To describe the gash it left
as a remnant is too forgiving; he bleeds,
unhealed.
I will lose no more,
he suddenly interrupts to yell,
silencing the interpreter without imprint
on the doctors’ charge
and their many synonyms for the word,
necessary.
The third time he repeats himself,
his face is dry
and broken
and cold —
no more.
Outside the room,
we turn right
as he turns left,
and the projection of his grieving soul
paces the room
to play out the allotted one hour.
No surgery is scheduled
for the little boy down the hall
who crouches over a toy car,
running it over bumps in the carpet
and waiting for his father.
Author’s note: This poem was inspired by a family meeting I witnessed on the wards between medical staff and the parents of a little boy who was recommended to undergo a prophylactic splenectomy.

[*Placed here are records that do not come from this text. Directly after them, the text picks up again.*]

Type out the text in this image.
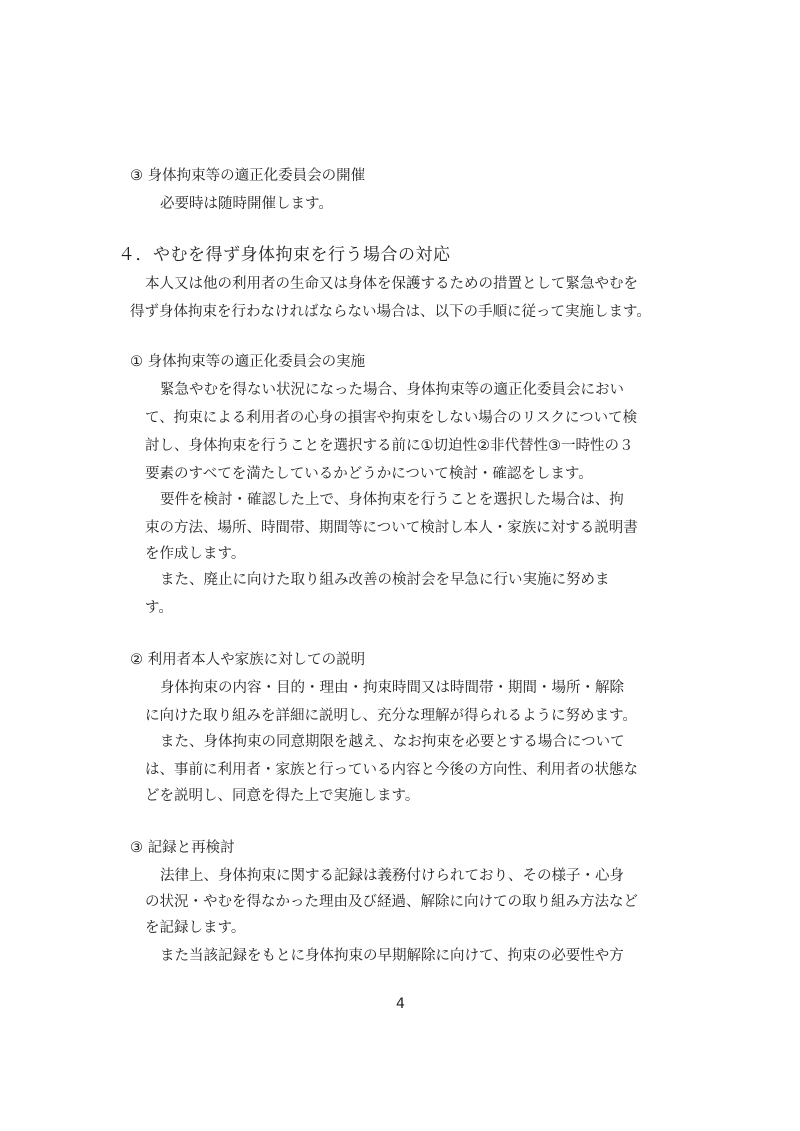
③ 身体拘束等の適正化委員会の開催
必要時は随時開催します。
４．やむを得ず身体拘束を行う場合の対応
本人又は他の利用者の生命又は身体を保護するための措置として緊急やむを
得ず身体拘束を行わなければならない場合は、以下の手順に従って実施します。
① 身体拘束等の適正化委員会の実施
緊急やむを得ない状況になった場合、身体拘束等の適正化委員会におい
て、拘束による利用者の心身の損害や拘束をしない場合のリスクについて検
討し、身体拘束を行うことを選択する前に①切迫性②非代替性③一時性の３
要素のすべてを満たしているかどうかについて検討・確認をします。
要件を検討・確認した上で、身体拘束を行うことを選択した場合は、拘
束の方法、場所、時間帯、期間等について検討し本人・家族に対する説明書
を作成します。
また、廃止に向けた取り組み改善の検討会を早急に行い実施に努めま
す。
② 利用者本人や家族に対しての説明
身体拘束の内容・目的・理由・拘束時間又は時間帯・期間・場所・解除
に向けた取り組みを詳細に説明し、充分な理解が得られるように努めます。
また、身体拘束の同意期限を越え、なお拘束を必要とする場合について
は、事前に利用者・家族と行っている内容と今後の方向性、利用者の状態な
どを説明し、同意を得た上で実施します。
③ 記録と再検討
法律上、身体拘束に関する記録は義務付けられており、その様子・心身
の状況・やむを得なかった理由及び経過、解除に向けての取り組み方法など
を記録します。
また当該記録をもとに身体拘束の早期解除に向けて、拘束の必要性や方
4
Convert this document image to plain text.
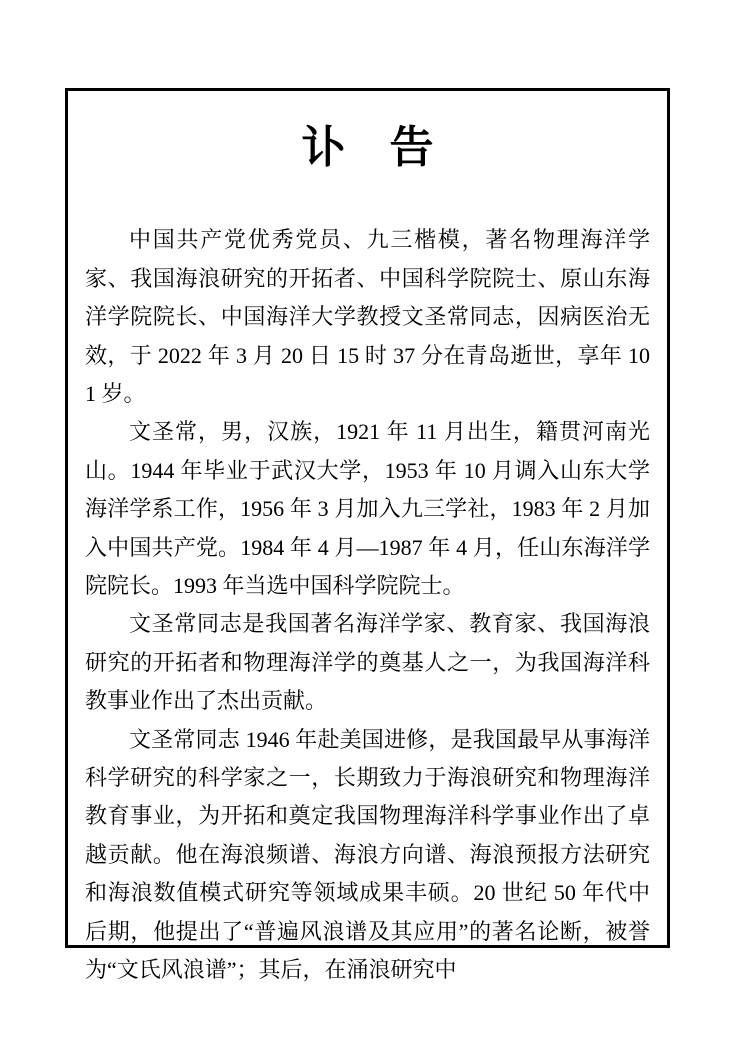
讣　告

中国共产党优秀党员、九三楷模，著名物理海洋学家、我国海浪研究的开拓者、中国科学院院士、原山东海洋学院院长、中国海洋大学教授文圣常同志，因病医治无效，于 2022 年 3 月 20 日 15 时 37 分在青岛逝世，享年 101 岁。

文圣常，男，汉族，1921 年 11 月出生，籍贯河南光山。1944 年毕业于武汉大学，1953 年 10 月调入山东大学海洋学系工作，1956 年 3 月加入九三学社，1983 年 2 月加入中国共产党。1984 年 4 月—1987 年 4 月，任山东海洋学院院长。1993 年当选中国科学院院士。

文圣常同志是我国著名海洋学家、教育家、我国海浪研究的开拓者和物理海洋学的奠基人之一，为我国海洋科教事业作出了杰出贡献。

文圣常同志 1946 年赴美国进修，是我国最早从事海洋科学研究的科学家之一，长期致力于海浪研究和物理海洋教育事业，为开拓和奠定我国物理海洋科学事业作出了卓越贡献。他在海浪频谱、海浪方向谱、海浪预报方法研究和海浪数值模式研究等领域成果丰硕。20 世纪 50 年代中后期，他提出了“普遍风浪谱及其应用”的著名论断，被誉为“文氏风浪谱”；其后，在涌浪研究中
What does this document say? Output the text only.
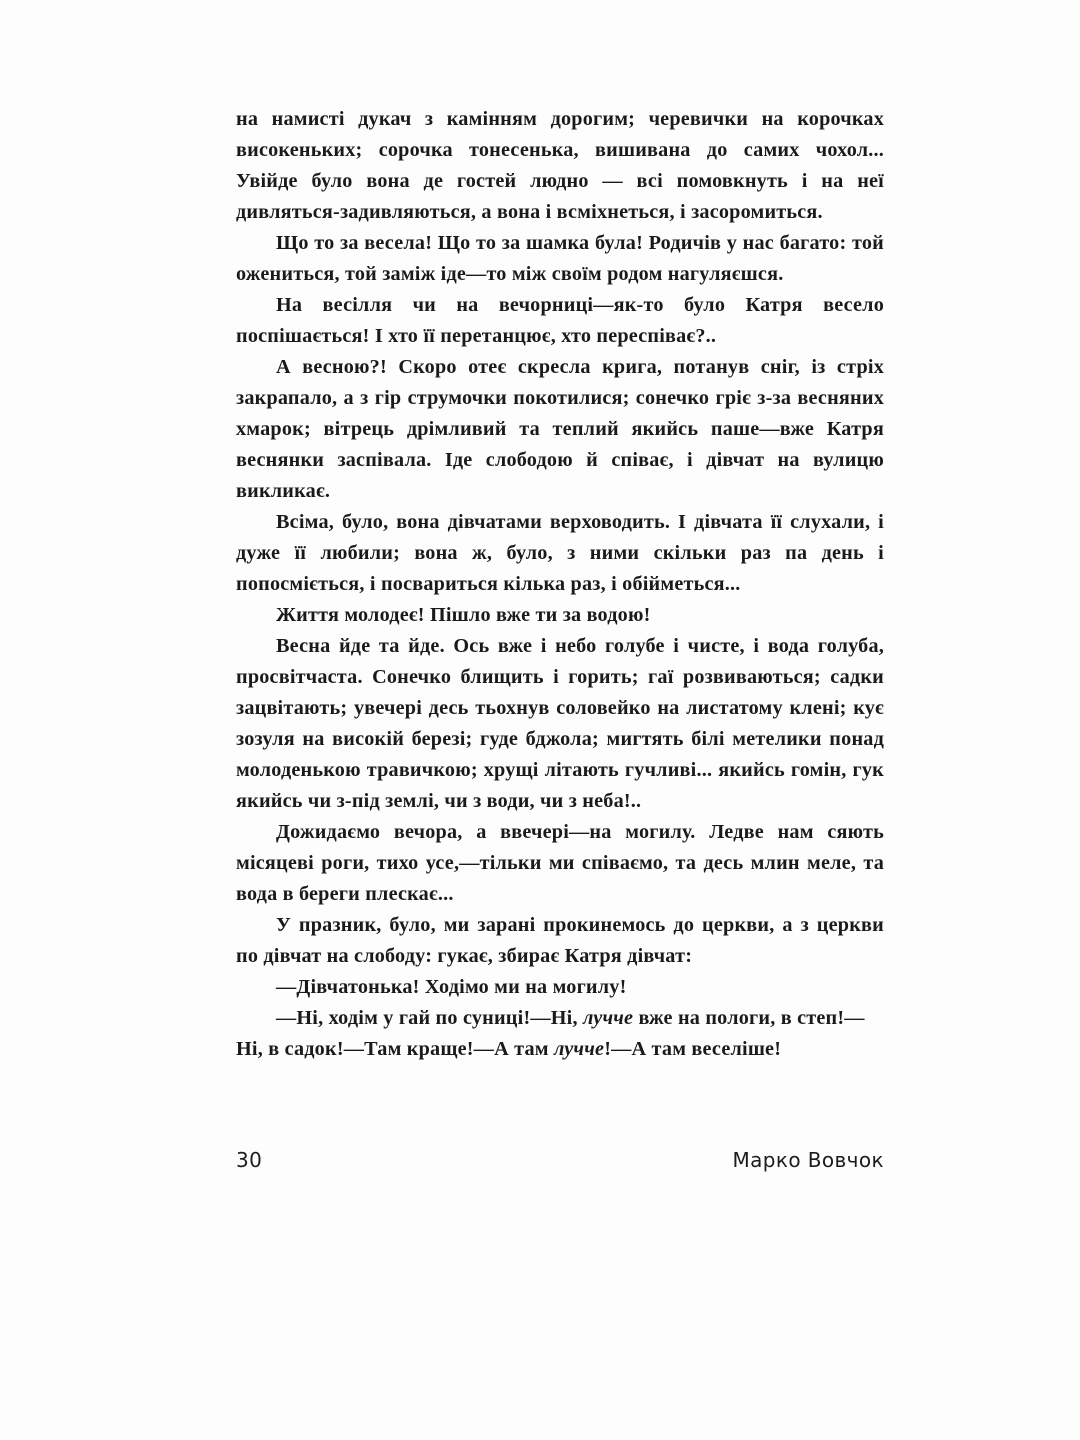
на намисті дукач з камінням дорогим; черевички на корочках високеньких; сорочка тонесенька, вишивана до самих чохол... Увійде було вона де гостей людно — всі помовкнуть і на неї дивляться-задивляються, а вона і всміхнеться, і засоромиться.

Що то за весела! Що то за шамка була! Родичів у нас багато: той ожениться, той заміж іде—то між своїм родом нагуляєшся.

На весілля чи на вечорниці—як-то було Катря весело поспішається! І хто її перетанцює, хто переспіває?..

А весною?! Скоро отеє скресла крига, потанув сніг, із стріх закрапало, а з гір струмочки покотилися; сонечко гріє з-за весняних хмарок; вітрець дрімливий та теплий якийсь паше—вже Катря веснянки заспівала. Іде слободою й співає, і дівчат на вулицю викликає.

Всіма, було, вона дівчатами верховодить. І дівчата її слухали, і дуже її любили; вона ж, було, з ними скільки раз па день і попосміється, і посвариться кілька раз, і обійметься...

Життя молодеє! Пішло вже ти за водою!

Весна йде та йде. Ось вже і небо голубе і чисте, і вода голуба, просвітчаста. Сонечко блищить і горить; гаї розвиваються; садки зацвітають; увечері десь тьохнув соловейко на листатому клені; кує зозуля на високій березі; гуде бджола; мигтять білі метелики понад молоденькою травичкою; хрущі літають гучливі... якийсь гомін, гук якийсь чи з-під землі, чи з води, чи з неба!..

Дожидаємо вечора, а ввечері—на могилу. Ледве нам сяють місяцеві роги, тихо усе,—тільки ми співаємо, та десь млин меле, та вода в береги плескає...

У празник, було, ми зарані прокинемось до церкви, а з церкви по дівчат на слободу: гукає, збирає Катря дівчат:

—Дівчатонька! Ходімо ми на могилу!

—Ні, ходім у гай по суниці!—Ні, лучче вже на пологи, в степ!—Ні, в садок!—Там краще!—А там лучче!—А там веселіше!

30	Марко Вовчок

The staff’s goal for this meeting was to educate the family on the long-term benefits of a prophylactic splenectomy for their son with the help of a local interpreter. They believed that the parents’ initial refusal of the surgery was due largely to a language barrier and lack of understanding of their son’s condition, especially because the family was a refugee family who only recently immigrated to the United States. They hoped that this meeting would change their minds. Ultimately, it did not. Despite multiple explanations of both the child’s condition and the operation, the family continued to refuse.
It was not until halfway into the meeting that the father revealed they had previously lost another child to a surgery in their country of origin. Underlying the family’s hesitancy was not ignorance of the information they were being presented; it was a deep sense of fear breeding mistrust not only in what surgery entails but also of those of us who wear white coats. The staff members were so frustrated by the family’s refusal up to this point, however, that the piece of information was lost in the conversation. They continued to emphasize their previous points on the mechanics of disease and operation, and as the room grew increasingly tense, the family became closed off to further discussion. Everyone left the room feeling frustrated, and the staff later deemed the meeting to be “unfortunately unsuccessful.”
From my perspective as a student and an observer, I wish that more had been done to address the family’s loss, a vulnerable piece of their history that they only seemed to reveal out of a sense of necessity. Perhaps a pause on the ongoing dialogue to empathize with the family’s grief could have re-built a sense of connection and established a new sense of trust in medical professionals. Adjusting the staff’s approach to recognize that the parents’ position was one derived from trauma might have more effectively preserved the channels of communication. For me, the experience was a hefty reminder of the value in reactive and empathetic listening during difficult conversations.